Performance Prediction of a Highly Sensitive Optimized PCF-SPR Biosensor for Cancer Cell Detection Using MLP-Based ANN Model

Recent developments in surface plasmon resonance (SPR) sensors based on photonic crystal fiber (PCF) technology have greatly enhanced sensitivity. Nevertheless, existing configurations often face challenges related to design complexity and real-time application optimization.

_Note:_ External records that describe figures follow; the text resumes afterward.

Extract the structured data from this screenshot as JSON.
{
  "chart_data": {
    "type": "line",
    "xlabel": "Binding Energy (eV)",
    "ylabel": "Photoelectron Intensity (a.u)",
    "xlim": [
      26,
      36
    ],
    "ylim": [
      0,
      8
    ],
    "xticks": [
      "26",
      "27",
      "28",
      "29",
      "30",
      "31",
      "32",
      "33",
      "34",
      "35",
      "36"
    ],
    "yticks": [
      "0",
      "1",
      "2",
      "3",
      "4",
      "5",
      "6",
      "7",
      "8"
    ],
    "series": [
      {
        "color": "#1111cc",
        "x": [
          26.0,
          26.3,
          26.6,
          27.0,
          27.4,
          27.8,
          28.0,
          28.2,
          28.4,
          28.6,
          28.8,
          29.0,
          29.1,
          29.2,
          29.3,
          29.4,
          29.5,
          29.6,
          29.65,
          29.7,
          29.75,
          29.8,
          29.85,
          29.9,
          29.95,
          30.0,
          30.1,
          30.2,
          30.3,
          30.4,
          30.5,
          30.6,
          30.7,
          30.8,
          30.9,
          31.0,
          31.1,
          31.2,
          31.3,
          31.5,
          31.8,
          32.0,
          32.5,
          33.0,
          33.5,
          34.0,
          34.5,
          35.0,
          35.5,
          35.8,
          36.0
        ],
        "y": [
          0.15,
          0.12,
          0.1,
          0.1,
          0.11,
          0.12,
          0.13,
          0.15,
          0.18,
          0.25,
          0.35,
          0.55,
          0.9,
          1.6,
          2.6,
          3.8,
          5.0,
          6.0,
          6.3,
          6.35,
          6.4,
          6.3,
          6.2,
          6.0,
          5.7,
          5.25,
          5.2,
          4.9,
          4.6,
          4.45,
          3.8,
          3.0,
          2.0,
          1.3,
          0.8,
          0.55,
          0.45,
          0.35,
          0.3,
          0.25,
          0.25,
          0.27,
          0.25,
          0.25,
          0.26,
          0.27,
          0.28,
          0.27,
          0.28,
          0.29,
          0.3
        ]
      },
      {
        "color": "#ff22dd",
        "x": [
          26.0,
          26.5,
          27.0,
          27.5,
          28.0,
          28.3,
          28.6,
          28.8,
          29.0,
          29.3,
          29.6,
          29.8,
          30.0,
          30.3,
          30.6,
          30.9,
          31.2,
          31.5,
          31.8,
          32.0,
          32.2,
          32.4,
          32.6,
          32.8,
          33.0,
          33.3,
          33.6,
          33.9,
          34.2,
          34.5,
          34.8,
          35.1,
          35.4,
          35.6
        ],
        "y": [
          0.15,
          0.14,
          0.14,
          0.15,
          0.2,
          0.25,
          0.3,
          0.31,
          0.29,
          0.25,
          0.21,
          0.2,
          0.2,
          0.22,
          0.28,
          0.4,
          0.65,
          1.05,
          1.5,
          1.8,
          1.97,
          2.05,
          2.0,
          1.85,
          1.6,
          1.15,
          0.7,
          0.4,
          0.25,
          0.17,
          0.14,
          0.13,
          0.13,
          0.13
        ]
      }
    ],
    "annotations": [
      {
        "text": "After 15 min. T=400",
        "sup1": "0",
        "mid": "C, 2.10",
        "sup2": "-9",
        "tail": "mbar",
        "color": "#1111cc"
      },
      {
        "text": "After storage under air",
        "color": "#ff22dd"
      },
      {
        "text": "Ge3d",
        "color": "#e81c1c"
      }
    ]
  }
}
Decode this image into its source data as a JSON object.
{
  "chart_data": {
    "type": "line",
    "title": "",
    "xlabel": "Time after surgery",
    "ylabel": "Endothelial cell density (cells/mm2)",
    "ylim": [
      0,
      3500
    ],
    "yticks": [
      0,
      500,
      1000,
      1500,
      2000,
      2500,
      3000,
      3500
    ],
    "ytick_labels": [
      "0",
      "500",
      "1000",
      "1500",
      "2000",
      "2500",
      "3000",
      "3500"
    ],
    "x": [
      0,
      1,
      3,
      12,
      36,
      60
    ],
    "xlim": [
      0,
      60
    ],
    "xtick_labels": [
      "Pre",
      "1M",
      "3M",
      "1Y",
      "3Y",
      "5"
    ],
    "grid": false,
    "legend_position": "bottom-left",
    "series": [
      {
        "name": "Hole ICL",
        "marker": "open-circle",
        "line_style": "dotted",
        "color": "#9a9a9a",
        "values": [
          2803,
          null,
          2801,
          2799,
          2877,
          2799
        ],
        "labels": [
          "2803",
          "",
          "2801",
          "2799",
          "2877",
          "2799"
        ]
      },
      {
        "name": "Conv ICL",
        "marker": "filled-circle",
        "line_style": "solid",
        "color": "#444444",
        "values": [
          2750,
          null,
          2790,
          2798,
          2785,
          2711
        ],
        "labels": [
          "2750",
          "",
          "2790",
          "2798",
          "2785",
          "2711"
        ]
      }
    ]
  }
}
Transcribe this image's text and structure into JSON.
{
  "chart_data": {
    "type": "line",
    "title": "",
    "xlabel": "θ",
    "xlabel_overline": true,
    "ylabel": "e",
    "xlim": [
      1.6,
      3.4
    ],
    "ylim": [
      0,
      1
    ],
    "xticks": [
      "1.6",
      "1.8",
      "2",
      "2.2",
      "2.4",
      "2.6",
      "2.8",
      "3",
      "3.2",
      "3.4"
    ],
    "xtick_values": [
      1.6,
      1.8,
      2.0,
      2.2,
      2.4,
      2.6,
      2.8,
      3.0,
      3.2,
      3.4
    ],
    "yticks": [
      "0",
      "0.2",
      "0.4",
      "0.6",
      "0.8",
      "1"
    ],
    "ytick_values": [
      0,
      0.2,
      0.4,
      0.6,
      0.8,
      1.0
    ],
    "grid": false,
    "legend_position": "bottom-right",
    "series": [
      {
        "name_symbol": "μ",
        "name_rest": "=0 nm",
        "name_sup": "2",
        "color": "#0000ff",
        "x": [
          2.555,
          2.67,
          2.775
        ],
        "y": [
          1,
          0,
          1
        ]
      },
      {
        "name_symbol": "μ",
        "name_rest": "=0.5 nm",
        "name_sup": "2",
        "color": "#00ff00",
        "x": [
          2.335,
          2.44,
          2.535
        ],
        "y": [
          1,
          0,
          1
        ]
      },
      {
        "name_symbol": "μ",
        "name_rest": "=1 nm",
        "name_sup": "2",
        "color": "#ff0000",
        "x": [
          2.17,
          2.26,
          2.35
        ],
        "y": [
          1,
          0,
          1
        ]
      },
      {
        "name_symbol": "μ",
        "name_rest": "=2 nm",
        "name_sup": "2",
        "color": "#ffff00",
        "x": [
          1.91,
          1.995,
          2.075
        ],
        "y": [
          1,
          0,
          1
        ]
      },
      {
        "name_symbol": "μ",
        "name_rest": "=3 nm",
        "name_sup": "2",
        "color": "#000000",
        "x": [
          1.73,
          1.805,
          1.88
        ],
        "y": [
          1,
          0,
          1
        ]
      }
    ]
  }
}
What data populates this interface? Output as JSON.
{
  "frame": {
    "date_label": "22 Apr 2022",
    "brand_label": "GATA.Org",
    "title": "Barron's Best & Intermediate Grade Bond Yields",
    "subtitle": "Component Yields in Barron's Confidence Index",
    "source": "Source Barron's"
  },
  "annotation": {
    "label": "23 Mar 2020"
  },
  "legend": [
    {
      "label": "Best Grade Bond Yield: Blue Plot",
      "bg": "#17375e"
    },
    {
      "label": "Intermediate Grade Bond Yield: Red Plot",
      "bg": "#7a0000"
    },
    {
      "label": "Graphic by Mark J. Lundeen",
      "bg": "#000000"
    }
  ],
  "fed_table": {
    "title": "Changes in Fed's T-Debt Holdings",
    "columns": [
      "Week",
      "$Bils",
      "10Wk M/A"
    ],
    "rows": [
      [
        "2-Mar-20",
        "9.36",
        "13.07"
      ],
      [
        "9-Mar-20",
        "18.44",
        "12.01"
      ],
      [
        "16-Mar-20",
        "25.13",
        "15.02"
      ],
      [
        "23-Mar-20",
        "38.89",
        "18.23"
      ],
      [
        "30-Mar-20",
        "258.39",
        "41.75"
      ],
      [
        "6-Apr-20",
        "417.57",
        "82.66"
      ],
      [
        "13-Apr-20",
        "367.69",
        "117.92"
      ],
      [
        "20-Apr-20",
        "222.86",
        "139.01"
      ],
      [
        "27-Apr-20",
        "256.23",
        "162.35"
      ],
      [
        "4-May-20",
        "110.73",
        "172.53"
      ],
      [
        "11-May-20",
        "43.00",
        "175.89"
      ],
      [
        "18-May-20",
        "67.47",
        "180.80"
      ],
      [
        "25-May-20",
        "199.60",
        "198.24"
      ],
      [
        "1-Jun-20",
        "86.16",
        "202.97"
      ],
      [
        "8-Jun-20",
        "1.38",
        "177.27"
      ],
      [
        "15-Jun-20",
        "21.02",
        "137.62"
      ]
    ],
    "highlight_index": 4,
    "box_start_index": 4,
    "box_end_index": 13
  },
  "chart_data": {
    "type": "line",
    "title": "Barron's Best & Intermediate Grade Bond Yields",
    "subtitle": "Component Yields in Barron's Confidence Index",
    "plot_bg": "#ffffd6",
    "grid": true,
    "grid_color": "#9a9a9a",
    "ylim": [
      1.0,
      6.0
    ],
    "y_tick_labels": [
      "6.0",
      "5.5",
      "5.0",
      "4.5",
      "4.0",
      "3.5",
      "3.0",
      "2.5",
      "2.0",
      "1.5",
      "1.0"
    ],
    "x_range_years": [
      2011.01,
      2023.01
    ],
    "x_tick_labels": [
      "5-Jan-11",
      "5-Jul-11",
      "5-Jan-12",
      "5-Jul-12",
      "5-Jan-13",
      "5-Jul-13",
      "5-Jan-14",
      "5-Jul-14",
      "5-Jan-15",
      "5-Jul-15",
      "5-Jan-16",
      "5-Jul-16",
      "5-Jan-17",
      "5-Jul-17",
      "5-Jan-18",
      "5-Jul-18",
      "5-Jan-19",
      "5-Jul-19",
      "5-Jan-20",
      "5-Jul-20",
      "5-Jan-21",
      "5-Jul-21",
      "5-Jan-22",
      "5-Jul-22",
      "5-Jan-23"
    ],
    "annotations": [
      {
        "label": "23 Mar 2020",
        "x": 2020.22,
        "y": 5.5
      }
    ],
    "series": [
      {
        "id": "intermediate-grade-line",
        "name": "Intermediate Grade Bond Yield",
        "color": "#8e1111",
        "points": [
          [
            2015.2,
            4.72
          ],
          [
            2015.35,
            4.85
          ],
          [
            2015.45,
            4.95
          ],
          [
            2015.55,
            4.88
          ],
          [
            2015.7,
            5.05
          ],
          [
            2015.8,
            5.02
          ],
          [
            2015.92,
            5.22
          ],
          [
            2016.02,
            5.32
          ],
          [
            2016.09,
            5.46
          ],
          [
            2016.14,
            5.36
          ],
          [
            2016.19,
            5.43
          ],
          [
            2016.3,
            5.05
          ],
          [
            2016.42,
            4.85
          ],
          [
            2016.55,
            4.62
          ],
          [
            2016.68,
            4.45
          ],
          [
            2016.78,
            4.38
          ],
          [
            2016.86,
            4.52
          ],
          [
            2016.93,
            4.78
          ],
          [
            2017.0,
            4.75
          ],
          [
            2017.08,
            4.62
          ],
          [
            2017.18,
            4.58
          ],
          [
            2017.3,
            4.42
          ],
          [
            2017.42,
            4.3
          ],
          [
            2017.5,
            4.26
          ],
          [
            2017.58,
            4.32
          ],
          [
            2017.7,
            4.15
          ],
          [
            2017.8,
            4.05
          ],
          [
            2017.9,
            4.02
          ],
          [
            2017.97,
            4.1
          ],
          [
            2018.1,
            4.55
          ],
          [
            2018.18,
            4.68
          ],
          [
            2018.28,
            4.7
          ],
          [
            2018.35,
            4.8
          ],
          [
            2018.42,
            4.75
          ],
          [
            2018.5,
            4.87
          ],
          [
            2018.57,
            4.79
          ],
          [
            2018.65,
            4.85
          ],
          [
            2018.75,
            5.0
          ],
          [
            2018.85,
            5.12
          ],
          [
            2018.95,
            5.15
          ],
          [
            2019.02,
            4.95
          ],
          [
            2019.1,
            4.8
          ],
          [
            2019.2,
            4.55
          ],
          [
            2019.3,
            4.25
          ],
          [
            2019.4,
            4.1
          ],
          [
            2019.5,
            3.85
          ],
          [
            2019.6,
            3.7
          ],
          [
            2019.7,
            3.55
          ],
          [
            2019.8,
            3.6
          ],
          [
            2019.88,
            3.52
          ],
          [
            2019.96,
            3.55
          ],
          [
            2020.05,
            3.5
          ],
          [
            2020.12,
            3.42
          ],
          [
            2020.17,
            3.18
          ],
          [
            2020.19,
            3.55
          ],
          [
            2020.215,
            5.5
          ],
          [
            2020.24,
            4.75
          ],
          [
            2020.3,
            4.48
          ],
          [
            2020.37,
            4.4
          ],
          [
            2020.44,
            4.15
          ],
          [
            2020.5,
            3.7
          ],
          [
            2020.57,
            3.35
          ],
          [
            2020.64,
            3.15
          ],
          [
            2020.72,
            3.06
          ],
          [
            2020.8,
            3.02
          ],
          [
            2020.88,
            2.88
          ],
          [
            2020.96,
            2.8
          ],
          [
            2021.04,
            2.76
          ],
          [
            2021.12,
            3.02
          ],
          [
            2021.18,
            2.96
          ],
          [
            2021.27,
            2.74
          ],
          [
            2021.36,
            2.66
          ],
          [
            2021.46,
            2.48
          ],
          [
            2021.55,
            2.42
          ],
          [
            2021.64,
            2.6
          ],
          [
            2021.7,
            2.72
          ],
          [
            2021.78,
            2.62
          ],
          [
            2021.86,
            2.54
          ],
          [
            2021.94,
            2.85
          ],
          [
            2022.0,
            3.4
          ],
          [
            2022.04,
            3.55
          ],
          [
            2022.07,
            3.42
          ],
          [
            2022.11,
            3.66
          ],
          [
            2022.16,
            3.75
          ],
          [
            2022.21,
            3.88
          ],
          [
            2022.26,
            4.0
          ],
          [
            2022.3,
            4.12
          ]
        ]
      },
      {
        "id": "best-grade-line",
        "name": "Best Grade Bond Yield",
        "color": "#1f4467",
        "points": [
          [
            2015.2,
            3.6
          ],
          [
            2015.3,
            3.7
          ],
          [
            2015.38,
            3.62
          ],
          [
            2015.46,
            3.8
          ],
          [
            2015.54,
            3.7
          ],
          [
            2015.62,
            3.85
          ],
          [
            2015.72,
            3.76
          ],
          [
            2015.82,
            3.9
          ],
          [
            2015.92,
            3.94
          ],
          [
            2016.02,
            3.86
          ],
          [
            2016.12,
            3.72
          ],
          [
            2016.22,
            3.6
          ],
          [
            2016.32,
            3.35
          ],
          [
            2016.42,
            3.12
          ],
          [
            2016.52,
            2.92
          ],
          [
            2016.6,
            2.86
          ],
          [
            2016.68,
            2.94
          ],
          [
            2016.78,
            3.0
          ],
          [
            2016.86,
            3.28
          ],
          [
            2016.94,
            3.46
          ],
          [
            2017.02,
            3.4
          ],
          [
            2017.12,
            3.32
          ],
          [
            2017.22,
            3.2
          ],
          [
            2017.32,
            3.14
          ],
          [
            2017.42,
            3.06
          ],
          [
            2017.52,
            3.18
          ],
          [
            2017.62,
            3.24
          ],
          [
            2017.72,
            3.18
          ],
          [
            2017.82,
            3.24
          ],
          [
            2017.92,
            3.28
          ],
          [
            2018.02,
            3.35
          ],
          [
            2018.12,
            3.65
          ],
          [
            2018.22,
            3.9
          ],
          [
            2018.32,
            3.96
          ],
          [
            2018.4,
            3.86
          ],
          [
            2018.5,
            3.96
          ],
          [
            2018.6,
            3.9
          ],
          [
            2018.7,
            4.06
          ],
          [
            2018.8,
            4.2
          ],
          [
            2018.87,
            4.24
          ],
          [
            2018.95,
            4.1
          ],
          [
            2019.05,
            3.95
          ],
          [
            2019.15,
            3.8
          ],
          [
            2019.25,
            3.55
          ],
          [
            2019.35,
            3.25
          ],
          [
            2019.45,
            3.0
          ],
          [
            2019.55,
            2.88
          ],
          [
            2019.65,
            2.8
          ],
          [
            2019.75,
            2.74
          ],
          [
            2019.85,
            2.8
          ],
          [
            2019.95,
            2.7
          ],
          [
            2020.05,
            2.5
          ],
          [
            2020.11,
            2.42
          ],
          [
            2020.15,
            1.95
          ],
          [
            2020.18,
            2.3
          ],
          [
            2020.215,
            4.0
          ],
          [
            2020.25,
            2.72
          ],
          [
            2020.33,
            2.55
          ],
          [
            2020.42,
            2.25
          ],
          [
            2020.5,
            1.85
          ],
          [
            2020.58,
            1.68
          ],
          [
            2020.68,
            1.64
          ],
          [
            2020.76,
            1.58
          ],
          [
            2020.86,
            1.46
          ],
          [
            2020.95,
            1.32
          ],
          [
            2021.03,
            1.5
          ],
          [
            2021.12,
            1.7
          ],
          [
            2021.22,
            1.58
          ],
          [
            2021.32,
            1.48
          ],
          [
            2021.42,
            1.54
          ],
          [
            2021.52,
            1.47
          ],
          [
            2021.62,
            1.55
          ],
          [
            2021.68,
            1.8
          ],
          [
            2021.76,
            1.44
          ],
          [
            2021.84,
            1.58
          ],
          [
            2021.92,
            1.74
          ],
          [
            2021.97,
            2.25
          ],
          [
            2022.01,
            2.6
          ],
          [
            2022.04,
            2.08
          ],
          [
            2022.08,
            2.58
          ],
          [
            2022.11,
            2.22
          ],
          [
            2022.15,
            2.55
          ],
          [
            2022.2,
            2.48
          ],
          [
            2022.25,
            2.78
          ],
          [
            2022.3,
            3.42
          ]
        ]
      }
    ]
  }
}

In this study, we present a straightforward and highly sensitive circular PCF-SPR biosensor tailored for the detection of early-stage cancer cells, with efficient performance across both visible and near-infrared spectrums. Using the Taguchi L₂₇(3⁵) orthogonal array approach, we optimized five critical structural parameters: air hole diameters, pitch, and the thickness of the gold (Au) and titanium dioxide (TiO₂) layers. The resulting sensor achieved remarkable spectral sensitivity of 18,000 nm/RIU and an amplitude sensitivity of 681.655 RIU^-1. Designed to function across a wide refractive index range (1.29-1.40), the biosensor is particularly effective for identifying cervical, blood, and skin cancer cells, reaching peak sensitivity of 7,500 nm/RIU for cervical cancer detection. Additionally, performance prediction utilized machine learning techniques, specifically Multiple Linear Regression (MLR) and Multi-Layer Perceptron Artificial Neural Network (MLP-ANN) models. The MLP-ANN model demonstrated superior predictive accuracy, highlighting the potential of artificial intelligence in optimizing biosensor configurations for advanced cancer diagnostics.